I was flicking through my copy of the Manual of Indulgences last night, thinking: If there is a plenary indulgence for Maundy Thursday and one for the Easter Vigil, I wonder if there is one for Good Friday?
And lo and behold, there is! This afternoon’s exercise of the adoration of the cross carries a plenary indulgence, as does involvement in the Way of the Cross devotion (Nb. you can only get one plenary indulgence each day – if it’s full, it’s full – there is not such thing as “double-full”!). Check out the exact conditions here, and don’t forget the usual norms here.
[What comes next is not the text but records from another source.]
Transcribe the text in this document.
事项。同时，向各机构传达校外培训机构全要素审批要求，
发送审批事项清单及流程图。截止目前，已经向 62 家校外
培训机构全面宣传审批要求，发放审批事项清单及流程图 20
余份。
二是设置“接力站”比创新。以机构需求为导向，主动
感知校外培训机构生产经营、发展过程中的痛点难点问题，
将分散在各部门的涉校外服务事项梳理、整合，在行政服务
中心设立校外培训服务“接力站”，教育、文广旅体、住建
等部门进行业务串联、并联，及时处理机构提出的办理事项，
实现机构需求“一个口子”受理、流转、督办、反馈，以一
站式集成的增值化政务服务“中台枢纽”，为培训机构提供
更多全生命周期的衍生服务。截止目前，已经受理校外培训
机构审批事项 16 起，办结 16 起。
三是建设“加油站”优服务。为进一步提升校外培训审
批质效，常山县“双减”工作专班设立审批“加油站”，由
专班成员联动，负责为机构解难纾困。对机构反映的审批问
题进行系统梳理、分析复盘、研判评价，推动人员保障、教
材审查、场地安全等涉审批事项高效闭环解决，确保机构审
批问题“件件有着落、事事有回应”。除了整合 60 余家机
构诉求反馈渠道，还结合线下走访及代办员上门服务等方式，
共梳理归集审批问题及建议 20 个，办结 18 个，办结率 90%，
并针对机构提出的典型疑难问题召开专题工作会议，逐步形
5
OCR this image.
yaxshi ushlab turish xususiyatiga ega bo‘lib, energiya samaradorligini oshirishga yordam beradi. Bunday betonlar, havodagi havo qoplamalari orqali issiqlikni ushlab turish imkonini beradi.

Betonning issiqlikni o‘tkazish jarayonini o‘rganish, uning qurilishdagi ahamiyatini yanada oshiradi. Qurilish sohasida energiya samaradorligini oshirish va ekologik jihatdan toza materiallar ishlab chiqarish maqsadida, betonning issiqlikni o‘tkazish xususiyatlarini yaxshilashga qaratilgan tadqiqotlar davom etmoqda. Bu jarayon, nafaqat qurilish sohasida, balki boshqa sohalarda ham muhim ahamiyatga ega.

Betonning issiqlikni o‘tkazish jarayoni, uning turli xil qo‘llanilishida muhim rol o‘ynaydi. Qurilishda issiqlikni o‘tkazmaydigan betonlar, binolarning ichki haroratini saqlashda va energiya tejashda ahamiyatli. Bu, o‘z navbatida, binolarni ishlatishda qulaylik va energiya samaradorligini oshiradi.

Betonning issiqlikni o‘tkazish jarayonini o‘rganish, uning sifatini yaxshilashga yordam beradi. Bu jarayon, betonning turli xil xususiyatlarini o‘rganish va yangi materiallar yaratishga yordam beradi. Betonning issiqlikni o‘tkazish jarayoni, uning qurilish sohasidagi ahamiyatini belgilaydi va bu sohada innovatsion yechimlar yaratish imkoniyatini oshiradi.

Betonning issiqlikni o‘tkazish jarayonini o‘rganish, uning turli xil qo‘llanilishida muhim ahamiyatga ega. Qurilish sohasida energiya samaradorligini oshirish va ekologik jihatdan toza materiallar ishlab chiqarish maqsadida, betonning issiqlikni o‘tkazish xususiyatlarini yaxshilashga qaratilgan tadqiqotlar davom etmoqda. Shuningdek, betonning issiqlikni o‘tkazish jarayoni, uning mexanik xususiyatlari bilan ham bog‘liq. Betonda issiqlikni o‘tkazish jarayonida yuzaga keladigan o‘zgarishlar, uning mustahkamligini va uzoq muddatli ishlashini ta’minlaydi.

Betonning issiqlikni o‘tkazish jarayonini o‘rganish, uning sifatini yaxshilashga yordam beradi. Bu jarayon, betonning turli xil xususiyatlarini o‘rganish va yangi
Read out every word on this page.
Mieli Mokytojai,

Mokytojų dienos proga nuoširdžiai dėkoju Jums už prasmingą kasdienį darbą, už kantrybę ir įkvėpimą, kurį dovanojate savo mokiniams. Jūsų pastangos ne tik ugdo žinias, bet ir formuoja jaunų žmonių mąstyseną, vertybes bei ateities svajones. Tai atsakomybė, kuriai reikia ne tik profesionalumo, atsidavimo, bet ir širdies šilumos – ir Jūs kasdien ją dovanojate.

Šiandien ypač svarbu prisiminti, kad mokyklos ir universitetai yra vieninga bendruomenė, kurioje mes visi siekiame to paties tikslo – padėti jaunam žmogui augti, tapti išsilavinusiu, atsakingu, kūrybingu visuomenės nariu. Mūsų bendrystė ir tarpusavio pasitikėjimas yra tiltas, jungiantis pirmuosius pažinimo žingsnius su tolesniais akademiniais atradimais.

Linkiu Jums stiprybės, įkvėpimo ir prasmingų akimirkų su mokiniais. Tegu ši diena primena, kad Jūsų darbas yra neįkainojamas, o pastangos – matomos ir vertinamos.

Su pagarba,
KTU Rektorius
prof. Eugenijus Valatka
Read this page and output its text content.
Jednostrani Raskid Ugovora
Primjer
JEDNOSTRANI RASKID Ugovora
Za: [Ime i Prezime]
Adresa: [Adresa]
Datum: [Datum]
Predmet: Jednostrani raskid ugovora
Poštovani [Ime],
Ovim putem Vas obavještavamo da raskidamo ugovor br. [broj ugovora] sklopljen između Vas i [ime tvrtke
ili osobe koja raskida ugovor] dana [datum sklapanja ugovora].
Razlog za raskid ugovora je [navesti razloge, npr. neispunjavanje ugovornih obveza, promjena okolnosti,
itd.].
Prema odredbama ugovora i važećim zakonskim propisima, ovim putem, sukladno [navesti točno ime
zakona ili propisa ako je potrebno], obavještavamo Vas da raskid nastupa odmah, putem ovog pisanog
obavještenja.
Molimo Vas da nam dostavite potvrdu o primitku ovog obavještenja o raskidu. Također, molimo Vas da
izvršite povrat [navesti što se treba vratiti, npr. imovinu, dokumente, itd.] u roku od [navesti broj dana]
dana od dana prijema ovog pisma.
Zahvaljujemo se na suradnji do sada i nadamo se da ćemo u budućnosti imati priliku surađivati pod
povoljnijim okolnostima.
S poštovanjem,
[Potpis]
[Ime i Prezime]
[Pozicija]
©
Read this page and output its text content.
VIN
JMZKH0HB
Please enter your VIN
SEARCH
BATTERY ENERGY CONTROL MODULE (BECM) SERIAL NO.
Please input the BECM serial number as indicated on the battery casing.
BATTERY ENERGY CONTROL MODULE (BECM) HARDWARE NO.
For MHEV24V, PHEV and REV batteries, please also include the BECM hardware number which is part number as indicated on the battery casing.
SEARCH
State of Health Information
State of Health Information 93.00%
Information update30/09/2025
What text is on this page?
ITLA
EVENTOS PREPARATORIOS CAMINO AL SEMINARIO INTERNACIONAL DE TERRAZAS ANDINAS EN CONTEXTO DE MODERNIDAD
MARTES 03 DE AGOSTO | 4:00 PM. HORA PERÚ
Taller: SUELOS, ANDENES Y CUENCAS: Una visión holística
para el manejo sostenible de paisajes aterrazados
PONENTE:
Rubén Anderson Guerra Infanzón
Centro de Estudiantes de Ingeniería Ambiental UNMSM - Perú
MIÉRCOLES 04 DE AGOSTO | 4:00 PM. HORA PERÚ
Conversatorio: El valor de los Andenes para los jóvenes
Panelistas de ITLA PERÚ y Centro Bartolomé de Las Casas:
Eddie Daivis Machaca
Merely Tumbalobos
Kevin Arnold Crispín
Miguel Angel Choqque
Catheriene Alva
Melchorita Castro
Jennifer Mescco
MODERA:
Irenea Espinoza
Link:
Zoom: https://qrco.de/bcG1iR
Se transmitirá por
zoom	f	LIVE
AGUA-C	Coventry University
I know all this stuff about indulgences must really be getting on some readers’ goat (I noted that the excellent article in Logia to which Pastor Weedon directed us in a com box on another topic listed his “revival” of indulgences as one thing about the Holy Father that might be a subject for dialogue between conservative Catholics and confessional Lutherans at some point in the future!), but really, if an indulgence is what the Church really claims they are (and of course, I believe they are), then we should be making them as well known as possible, and not hiding them away as something to be ashamed about. The long, tall and short of it all is that indulgences are an important for two reasons: Primarily because they are a way in which God dispenses his mercy and grace to sinners, and secondarily because they are an encouragement and aid for growth holiness and detachment from sin. A good thing, methinks!
So I really don’t understand why the Vatican website does not have a translation of the Enchiridion Indulgentiarum 4th Edition in every major language. It only has the Latin. And so buying the American USCCB Manual of Indulgences is the only way you will get it in English. There must be a reason for this, but it escapes me.